Last night, CNN aired Steve James’ lovingly intimate documentary on the life and work of the iconic Roger Ebert, Life Itself. An incredibly sensitive portrait examining his strength, influence, and humanity, the doc contains excerpts from his criticism from throughout his long career, and we even get glimpses into his writing patterns. We at the Balcony would like to commemorate the premiere of that doc by having a little celebration of Ebert’s work with some of his most memorable Great Movies essays, the pieces where he shone a light on some of his favorite films and some of the most important works in cinema. Certainly as impressive as his general reviews, his Great Movies series had a special intimacy and insight about them that seemed to be devoid elsewhere in film criticism. Here are some of my favorite pieces from the series.
What’s being used here is the same sort of approach William Friedkin employed in The Exorcist and Jonathan Demme in The Silence of the Lambs. What could become a routine cop movie is elevated by the evocation of dread mythology and symbolism. Seven is not really a very deep or profound film, but it provides the convincing illusion of one. Almost all mainstream thrillers seek first to provide entertainment; this one intends to fascinate and appall. By giving the impression of scholarship, Detective Somerset lends a depth and significance to what the killer apparently considers moral statements. To be sure, Somerset lucks out in finding that the killer has a library card, although with this killer, thinking back, you figure he didn’t get his ideas in the library, and checked out those books to lure the police.

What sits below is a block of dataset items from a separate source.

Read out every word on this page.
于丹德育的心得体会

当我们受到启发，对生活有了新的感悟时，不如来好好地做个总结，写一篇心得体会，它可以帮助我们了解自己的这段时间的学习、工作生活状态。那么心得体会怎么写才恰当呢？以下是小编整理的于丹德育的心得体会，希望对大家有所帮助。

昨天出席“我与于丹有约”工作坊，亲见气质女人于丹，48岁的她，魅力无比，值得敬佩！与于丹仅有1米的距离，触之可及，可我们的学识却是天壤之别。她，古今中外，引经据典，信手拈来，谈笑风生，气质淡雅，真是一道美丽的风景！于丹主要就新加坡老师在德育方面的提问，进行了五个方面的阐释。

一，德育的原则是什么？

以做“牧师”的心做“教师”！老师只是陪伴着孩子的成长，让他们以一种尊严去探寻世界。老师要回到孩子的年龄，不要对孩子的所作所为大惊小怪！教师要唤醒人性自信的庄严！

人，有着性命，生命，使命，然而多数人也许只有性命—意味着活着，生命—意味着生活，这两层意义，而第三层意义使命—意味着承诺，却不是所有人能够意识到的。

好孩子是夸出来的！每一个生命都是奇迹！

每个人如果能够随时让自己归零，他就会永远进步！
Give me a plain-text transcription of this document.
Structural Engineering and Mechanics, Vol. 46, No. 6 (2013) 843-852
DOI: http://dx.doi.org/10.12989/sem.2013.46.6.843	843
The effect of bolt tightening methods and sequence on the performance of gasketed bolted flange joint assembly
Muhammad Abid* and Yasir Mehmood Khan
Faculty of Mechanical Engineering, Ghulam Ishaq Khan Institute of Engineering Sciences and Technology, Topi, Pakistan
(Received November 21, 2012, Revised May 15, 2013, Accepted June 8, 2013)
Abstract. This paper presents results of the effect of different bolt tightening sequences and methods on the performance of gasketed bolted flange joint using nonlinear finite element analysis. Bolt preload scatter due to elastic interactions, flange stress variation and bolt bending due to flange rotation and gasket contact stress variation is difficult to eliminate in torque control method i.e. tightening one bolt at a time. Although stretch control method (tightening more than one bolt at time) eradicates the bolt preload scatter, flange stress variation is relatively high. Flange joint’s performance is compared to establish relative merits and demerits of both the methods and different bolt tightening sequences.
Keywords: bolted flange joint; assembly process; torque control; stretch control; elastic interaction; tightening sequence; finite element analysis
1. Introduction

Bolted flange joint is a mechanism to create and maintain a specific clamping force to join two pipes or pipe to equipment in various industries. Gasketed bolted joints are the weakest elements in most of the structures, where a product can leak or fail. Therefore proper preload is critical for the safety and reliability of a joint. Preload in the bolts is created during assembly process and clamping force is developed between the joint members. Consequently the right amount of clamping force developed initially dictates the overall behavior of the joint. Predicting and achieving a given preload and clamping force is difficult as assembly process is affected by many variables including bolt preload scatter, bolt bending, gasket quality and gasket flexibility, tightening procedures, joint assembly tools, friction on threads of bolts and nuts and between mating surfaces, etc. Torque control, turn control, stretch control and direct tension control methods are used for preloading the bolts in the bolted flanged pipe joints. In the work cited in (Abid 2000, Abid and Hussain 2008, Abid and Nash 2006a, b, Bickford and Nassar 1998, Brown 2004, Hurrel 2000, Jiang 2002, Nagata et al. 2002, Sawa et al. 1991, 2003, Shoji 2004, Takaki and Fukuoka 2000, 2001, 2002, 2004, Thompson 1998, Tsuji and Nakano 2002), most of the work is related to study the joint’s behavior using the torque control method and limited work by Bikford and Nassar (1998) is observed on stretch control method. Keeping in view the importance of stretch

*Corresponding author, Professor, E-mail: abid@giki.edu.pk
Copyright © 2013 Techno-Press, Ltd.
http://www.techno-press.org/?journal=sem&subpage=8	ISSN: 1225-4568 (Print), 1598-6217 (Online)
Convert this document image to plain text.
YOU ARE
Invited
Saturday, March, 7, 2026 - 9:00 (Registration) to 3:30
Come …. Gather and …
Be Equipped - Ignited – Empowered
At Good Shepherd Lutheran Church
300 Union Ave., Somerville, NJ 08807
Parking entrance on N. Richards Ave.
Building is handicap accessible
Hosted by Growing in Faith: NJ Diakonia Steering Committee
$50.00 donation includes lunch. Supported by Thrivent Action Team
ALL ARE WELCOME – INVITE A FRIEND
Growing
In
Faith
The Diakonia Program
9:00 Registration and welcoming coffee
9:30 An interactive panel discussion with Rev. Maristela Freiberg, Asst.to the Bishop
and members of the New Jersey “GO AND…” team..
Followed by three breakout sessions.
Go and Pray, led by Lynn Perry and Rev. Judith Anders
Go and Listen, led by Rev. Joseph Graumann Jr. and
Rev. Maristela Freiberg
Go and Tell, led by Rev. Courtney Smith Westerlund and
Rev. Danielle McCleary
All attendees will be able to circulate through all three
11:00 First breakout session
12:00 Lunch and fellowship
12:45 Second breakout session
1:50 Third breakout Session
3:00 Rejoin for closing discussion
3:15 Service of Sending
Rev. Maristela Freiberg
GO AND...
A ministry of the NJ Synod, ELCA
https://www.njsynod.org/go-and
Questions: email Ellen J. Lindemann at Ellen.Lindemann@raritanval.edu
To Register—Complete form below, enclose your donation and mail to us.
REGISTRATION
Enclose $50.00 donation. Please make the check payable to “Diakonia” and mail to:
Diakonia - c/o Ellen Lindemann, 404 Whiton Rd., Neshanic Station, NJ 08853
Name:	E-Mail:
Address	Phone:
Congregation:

I can’t tell you how many people have told me that just don’t get Lost in Translation. They want to know what it’s about. They complain ‘nothing happens.’ They’ve been trained by movies that tell them where to look and what to feel, in stories that have a beginning, a middle and an end. Lost in Translation offers an experience in the exercise of empathy. The characters empathize with each other (that’s what it’s about), and we can empathize with them going through that process. It’s not a question of reading our own emotions into Murray’s blank slate. The slate isn’t blank. It’s on hold. He doesn’t choose to wear his heart on his sleeve for Charlotte, and he doesn’t choose to make a move. But he is very lonely and not without sympathy for her. She would plausibly have sex with him, casually, to be “nice,” and because she’s mad at her husband and it might be fun. But she doesn’t know as he does that if you cheat it shouldn’t be with someone it would make a difference to.
Lang created one of the unforgettable original places in the cinema. Metropolis fixed for countless later films the image of a futuristic city as a hell of material progress and human despair. From this film, in various ways, descended not only Dark City but Blade Runner, The Fifth Element, Alphaville, Escape From L.A., Gattaca and Batman’s Gotham City. The laboratory of its evil genius, Rotwang, created the visual look of mad scientists for decades to come, especially after it was so closely mirrored in Bride of Frankenstein (1935). The device of the “false Maria,” the robot who looks like a human being, inspired the Replicants of Blade Runner. Even Rotwang’s artificial hand was given homage in Dr. Strangelove.
If Clyde offers glamour, Bonnie offers publicity. She writes ‘The Ballad of Bonnie and Clyde’ and sends it to a newspaper, and she poses for photos holding a machinegun and a cigar. Clyde’s brother Buck (Hackman) is more level-headed, more concerned with bank jobs than newspaper headlines. He comes attached to Blanche (Parsons), whose whiny complaints get on Bonnie’s nerves (when agents surround one of their hideouts, she runs screaming across the lawn, still holding the spatula she was using to cook supper).
Movies do not change, but their viewers do. When I saw La Dolce Vita in 1960, I was an adolescent for whom “the sweet life” represented everything I dreamed of: sin, exotic European glamour, the weary romance of the cynical newspaperman. When I saw it again, around 1970, I was living in a version of Marcello’s world; Chicago’s North Avenue was not the Via Veneto, but at 3 a.m. the denizens were just as colorful, and I was about Marcello’s age.
When I saw the movie around 1980, Marcello was the same age, but I was 10 years older, had stopped drinking, and saw him not as a role model but as a victim, condemned to an endless search for happiness that could never be found, not that way. By 1991, when I analyzed the film a frame at a time at the University of Colorado, Marcello seemed younger still, and while I had once admired and then criticized him, now I pitied and loved him. And when I saw the movie right after Mastroianni died, I thought that Fellini and Marcello had taken a moment of discovery and made it immortal. There may be no such thing as the sweet life. But it is necessary to find that out for yourself.